27 May 2022

Encare o sofrimento como a esperança de moldar-se a Cristo

“A mulher, quando deve dar à luz, fica angustiada porque chegou a sua hora; mas, depois que a criança nasceu, ela já não se lembra dos sofrimentos, por causa da alegria de um homem ter vindo ao mundo. Também vós agora sentis tristeza, mas eu hei de ver-vos novamente e o vosso coração se alegrará, e ninguém vos poderá tirar a vossa alegria.” (João 16,21-22).

Meus irmãos e minhas irmãs, estamos dentro de um contexto da preparação da Ascensão do Senhor. Jesus está nos Seus discursos, pouco a pouco, preparando o coração dos Seus discípulos para uma nova forma de presença.

O Evangelho de hoje apresenta este exemplo da mulher que, quando vai dar à luz, está angustiada pelas dores do parto. Vejam, o movimento de vir a ser é uma constante na nossa vida. Desde a nossa concepção, passamos pelo processo de nos tornar alguém. Desde que fomos concebidos no ventre da nossa mãe, estamos com a vida nesse movimento de nos tornar aquilo para o qual fomos destinados a ser.

Então, esse movimento natural faz parte da vida, esse movimento angustiante. A palavra “angústia” vem de “angere” (em latim), que quer dizer “comprimir, apertar”; é a vida que nos aperta, é a vida que nos impele ao crescimento, é a vida que nos empurra muitas vezes para o crescimento, um crescimento necessário que passa por etapas, muitas vezes, bastante angustiantes.

A angústia do parto é a angústia do sofrimento, é a angústia de enfrentar a vida, de enfrentar as dificuldades, é a angústia de enfrentar as necessidades que nós temos de ter distância de certas situações, de amadurecer, de crescer, de nos desapegar de muitas coisas.

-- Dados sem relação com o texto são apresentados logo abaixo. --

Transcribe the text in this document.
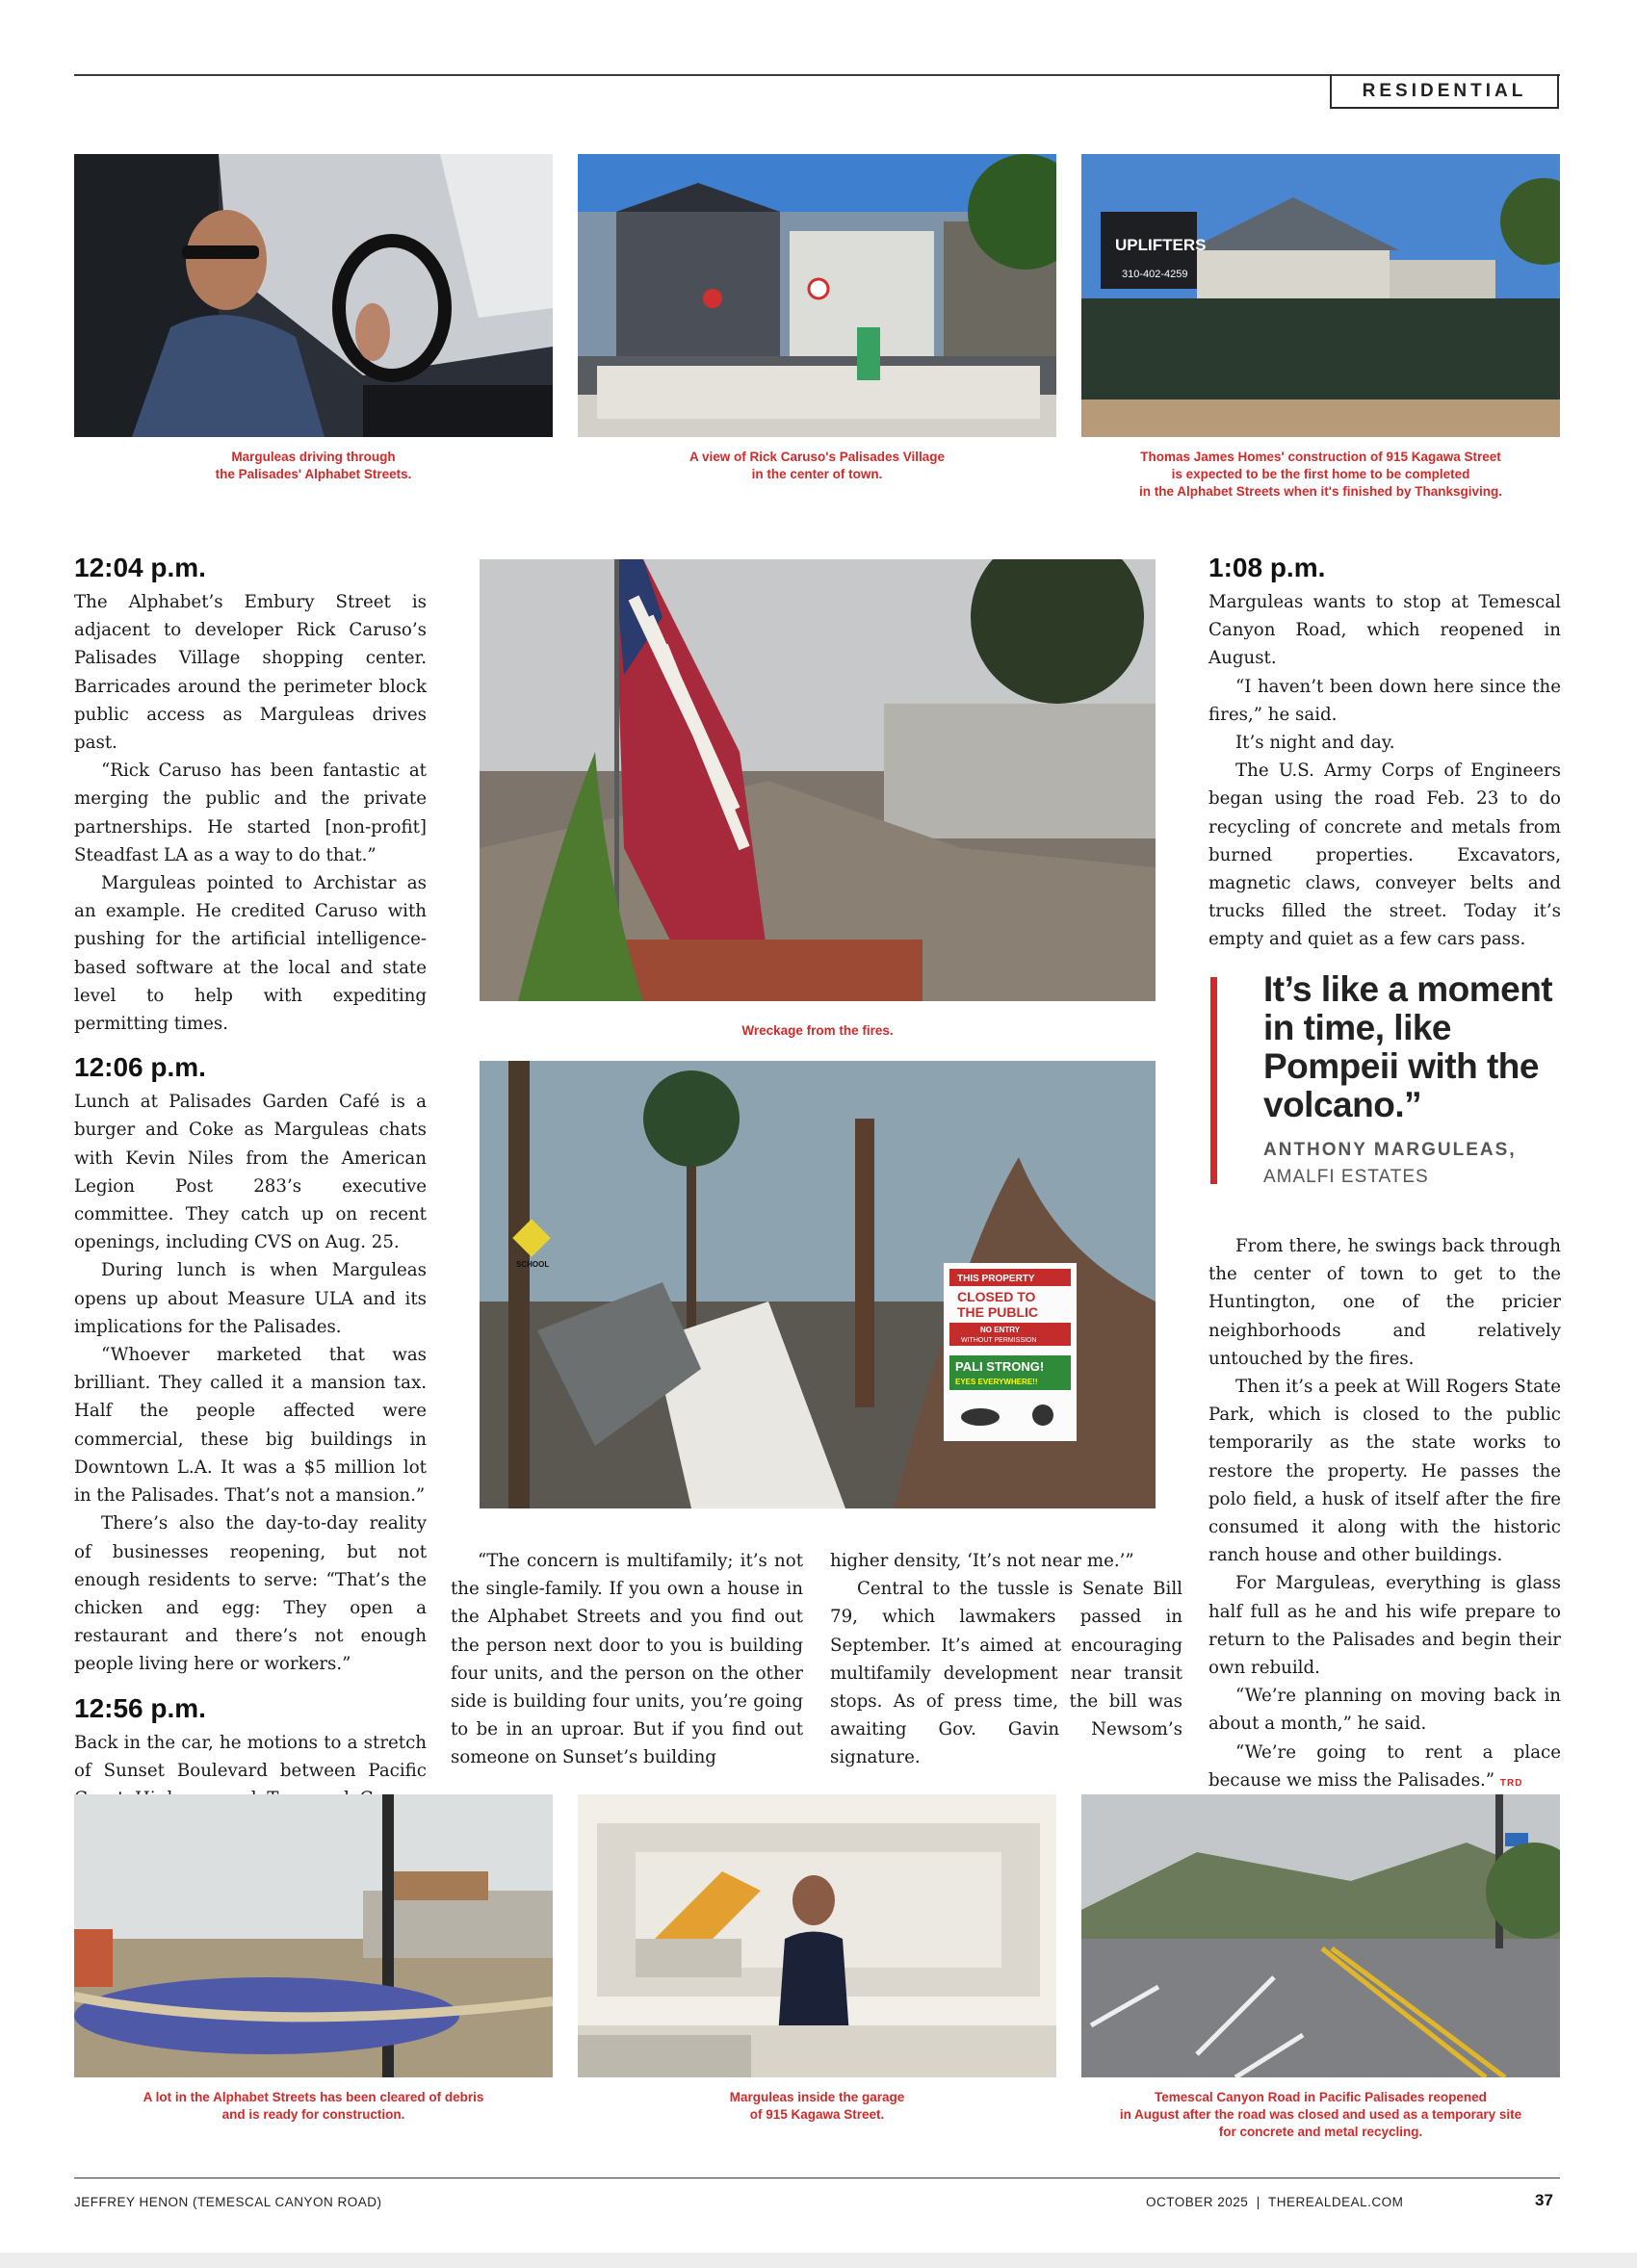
RESIDENTIAL
Marguleas driving through
the Palisades' Alphabet Streets.
A view of Rick Caruso's Palisades Village
in the center of town.
UPLIFTERS
310-402-4259
Thomas James Homes' construction of 915 Kagawa Street
is expected to be the first home to be completed
in the Alphabet Streets when it's finished by Thanksgiving.
12:04 p.m.

The Alphabet’s Embury Street is adjacent to developer Rick Caruso’s Palisades Village shopping center. Barricades around the perimeter block public access as Marguleas drives past.

“Rick Caruso has been fantastic at merging the public and the private partnerships. He started [non-profit] Steadfast LA as a way to do that.”

Marguleas pointed to Archistar as an example. He credited Caruso with pushing for the artificial intelligence-based software at the local and state level to help with expediting permitting times.

12:06 p.m.

Lunch at Palisades Garden Café is a burger and Coke as Marguleas chats with Kevin Niles from the American Legion Post 283’s executive committee. They catch up on recent openings, including CVS on Aug. 25.

During lunch is when Marguleas opens up about Measure ULA and its implications for the Palisades.

“Whoever marketed that was brilliant. They called it a mansion tax. Half the people affected were commercial, these big buildings in Downtown L.A. It was a $5 million lot in the Palisades. That’s not a mansion.”

There’s also the day-to-day reality of businesses reopening, but not enough residents to serve: “That’s the chicken and egg: They open a restaurant and there’s not enough people living here or workers.”

12:56 p.m.

Back in the car, he motions to a stretch of Sunset Boulevard between Pacific

Wreckage from the fires.
SCHOOL
THIS PROPERTY
CLOSED TO
THE PUBLIC
NO ENTRY
WITHOUT PERMISSION
PALI STRONG!
EYES EVERYWHERE!!

“The concern is multifamily; it’s not the single-family. If you own a house in the Alphabet Streets and you find out the person next door to you is building four units, and the person on the other side is building four units, you’re going to be in an uproar. But if you find out someone on Sunset’s building

higher density, ‘It’s not near me.’”

Central to the tussle is Senate Bill 79, which lawmakers passed in September. It’s aimed at encouraging multifamily development near transit stops. As of press time, the bill was awaiting Gov. Gavin Newsom’s signature.

1:08 p.m.

Marguleas wants to stop at Temescal Canyon Road, which reopened in August.

“I haven’t been down here since the fires,” he said.

It’s night and day.

The U.S. Army Corps of Engineers began using the road Feb. 23 to do recycling of concrete and metals from burned properties. Excavators, magnetic claws, conveyer belts and trucks filled the street. Today it’s empty and quiet as a few cars pass.

It’s like a moment in time, like Pompeii with the volcano.”
ANTHONY MARGULEAS,
AMALFI ESTATES

From there, he swings back through the center of town to get to the Huntington, one of the pricier neighborhoods and relatively untouched by the fires.

Then it’s a peek at Will Rogers State Park, which is closed to the public temporarily as the state works to restore the property. He passes the polo field, a husk of itself after the fire consumed it along with the historic ranch house and other buildings.

For Marguleas, everything is glass half full as he and his wife prepare to return to the Palisades and begin their own rebuild.

“We’re planning on moving back in about a month,” he said.

“We’re going to rent a place because we miss the Palisades.” TRD

A lot in the Alphabet Streets has been cleared of debris
and is ready for construction.
Marguleas inside the garage
of 915 Kagawa Street.
Temescal Canyon Road in Pacific Palisades reopened
in August after the road was closed and used as a temporary site
for concrete and metal recycling.
JEFFREY HENON (TEMESCAL CANYON ROAD)	OCTOBER 2025  |  THEREALDEAL.COM	37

O sofrimento precisa ser encarado com a esperança de alcançar alguma coisa

Essa angústia que é comparada aqui no Evangelho (a angústia do parto), no cristianismo chama-se “santificação”, isso se chama “processo de santidade”. Porque ser santo é justamente ser quem nós somos: filhos de Deus. Temos essa vocação, temos essa meta, precisamos chegar a esse patamar: a santidade.

A santidade para o cristão são essas dores do parto, porque, todos os dias, precisamos nos converter, todos os dias precisamos passar pelo processo doloroso da conversão, por isso que esse processo de nos assemelharmos a Cristo é assim para nós. É luta, é esforço, exige de nós maturidade, exige de nós crescimento.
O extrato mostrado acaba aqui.